The Bush administration's 2008 USAID budget request calls for $1.2 billion in food aid with a supplemental $350 million to cover assistance in Darfur and critical situations in southern Africa, Kenya and other hot spots.

USAID officials said the administration, facing a tight budget year, was not planning to request funds to cover the projected $200 million shortfall from the price increases. USAID purchases grains in the same domestic commodities market as the U.S. companies that serve up Wonder bread or Big Macs, meaning they pay the same high market rates. As a result, officials said, the program cuts are necessary. "At this point, this is the administration's request," Borns said yesterday.

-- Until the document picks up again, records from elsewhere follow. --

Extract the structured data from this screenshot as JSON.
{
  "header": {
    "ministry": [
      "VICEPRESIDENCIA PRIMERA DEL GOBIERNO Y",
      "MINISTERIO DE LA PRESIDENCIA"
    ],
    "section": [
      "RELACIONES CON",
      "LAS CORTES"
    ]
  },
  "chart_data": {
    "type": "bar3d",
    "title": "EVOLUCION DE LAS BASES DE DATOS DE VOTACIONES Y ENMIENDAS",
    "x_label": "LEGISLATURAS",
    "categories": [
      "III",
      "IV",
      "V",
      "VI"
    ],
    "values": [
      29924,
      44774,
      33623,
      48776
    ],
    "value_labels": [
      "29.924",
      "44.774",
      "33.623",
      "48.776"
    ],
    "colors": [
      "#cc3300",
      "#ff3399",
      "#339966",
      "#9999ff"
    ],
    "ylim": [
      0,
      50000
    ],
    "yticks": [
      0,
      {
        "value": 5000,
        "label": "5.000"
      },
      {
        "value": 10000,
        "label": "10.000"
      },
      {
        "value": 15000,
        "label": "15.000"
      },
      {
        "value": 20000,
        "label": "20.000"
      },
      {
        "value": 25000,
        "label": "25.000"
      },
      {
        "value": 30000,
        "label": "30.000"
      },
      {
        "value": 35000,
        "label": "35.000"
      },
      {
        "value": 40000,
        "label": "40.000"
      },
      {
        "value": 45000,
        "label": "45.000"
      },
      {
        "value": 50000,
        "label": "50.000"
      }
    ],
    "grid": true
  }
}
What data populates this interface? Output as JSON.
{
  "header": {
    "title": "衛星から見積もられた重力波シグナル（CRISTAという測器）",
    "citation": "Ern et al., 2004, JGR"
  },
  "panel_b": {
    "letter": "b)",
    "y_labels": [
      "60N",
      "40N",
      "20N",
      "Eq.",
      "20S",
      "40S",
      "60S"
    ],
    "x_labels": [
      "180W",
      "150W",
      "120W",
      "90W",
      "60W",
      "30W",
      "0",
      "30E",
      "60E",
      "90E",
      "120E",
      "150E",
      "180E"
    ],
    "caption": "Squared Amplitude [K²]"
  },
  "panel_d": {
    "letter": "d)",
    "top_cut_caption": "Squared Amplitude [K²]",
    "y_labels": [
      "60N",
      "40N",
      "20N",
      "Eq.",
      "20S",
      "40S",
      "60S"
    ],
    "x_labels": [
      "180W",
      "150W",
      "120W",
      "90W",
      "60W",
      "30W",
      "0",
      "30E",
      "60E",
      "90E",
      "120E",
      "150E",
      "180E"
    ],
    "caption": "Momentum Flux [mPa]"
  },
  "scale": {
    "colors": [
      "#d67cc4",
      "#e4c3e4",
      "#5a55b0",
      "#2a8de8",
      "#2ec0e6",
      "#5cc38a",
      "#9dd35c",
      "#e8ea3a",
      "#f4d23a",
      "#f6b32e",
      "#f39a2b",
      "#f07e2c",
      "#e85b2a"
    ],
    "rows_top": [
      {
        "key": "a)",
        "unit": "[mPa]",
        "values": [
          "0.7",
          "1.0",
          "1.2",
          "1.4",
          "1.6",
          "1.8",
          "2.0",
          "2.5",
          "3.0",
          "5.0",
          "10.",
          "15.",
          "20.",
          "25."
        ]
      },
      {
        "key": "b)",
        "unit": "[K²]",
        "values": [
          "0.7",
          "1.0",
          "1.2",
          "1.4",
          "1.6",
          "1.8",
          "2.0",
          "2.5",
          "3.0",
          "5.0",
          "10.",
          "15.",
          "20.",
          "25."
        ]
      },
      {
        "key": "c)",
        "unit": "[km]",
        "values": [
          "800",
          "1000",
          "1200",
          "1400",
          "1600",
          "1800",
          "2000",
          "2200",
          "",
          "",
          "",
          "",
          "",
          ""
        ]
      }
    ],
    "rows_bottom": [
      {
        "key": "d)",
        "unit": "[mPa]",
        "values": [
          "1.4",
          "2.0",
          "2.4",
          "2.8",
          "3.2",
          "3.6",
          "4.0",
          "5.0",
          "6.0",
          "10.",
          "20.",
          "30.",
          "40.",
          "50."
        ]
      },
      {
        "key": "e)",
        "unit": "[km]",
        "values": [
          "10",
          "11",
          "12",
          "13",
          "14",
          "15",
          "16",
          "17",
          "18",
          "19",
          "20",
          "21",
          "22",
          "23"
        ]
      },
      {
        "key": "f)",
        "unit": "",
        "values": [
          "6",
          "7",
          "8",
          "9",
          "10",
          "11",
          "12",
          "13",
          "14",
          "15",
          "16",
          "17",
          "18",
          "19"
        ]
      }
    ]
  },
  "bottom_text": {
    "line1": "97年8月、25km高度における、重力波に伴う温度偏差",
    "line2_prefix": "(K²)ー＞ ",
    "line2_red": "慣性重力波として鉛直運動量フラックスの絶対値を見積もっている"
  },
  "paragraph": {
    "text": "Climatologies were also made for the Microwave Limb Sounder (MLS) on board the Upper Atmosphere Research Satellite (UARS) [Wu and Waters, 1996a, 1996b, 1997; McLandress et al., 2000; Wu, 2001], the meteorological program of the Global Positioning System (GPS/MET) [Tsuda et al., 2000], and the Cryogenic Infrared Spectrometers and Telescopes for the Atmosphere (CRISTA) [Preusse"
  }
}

Aid groups said they would press USAID and the Bush administration to pursue more funds from Congress to cover the shortfall. Several are concerned that the cuts come at a time when the Senate is considering a farm bill that would make it much harder for USAID to tap into non-emergency food in the event of a catastrophic event such as the 2004 Asian tsunami.

Frank Orzechowski, an adviser for Catholic Relief Services, said his organization has calculated that U.S. food aid would drop from 2.6 million tons last year to about 2.2 million this year. "That is going to be a pretty big hit for the people who can afford it the least," he said.

"The biggest concern is that there are going to be more people being pushed into food insecurity in poor countries because they don't have the purchasing power to cover higher costs, and we will be less rather than more prepared to cope with that. Higher commodity prices is not a situation that the U.S. is to blame for, but we are going to need to see it step up now and decide to make a greater contribution anyway."

Although it may take several months before the cuts are felt, higher food prices already have begun to erode the non-emergency aid and development programs sponsored by USAID in partnership with CARE, Catholic Relief Services, World Vision and others. In the case of one Asian nation, CARE said USAID had provided 10 percent less non-emergency food aid than expected, citing higher prices.

In Liberia, Catholic Relief Services funds its developmental programs -- including health worker training and technical assistance to farmers -- by selling wheat or rice provided by USAID at market prices. But, Catholic Relief was unable to find buyers for those grains in January because market prices have jumped so high that local buyers have switched to cheaper foods. The aid group is scrambling to find alternate sources before its funding runs out in April.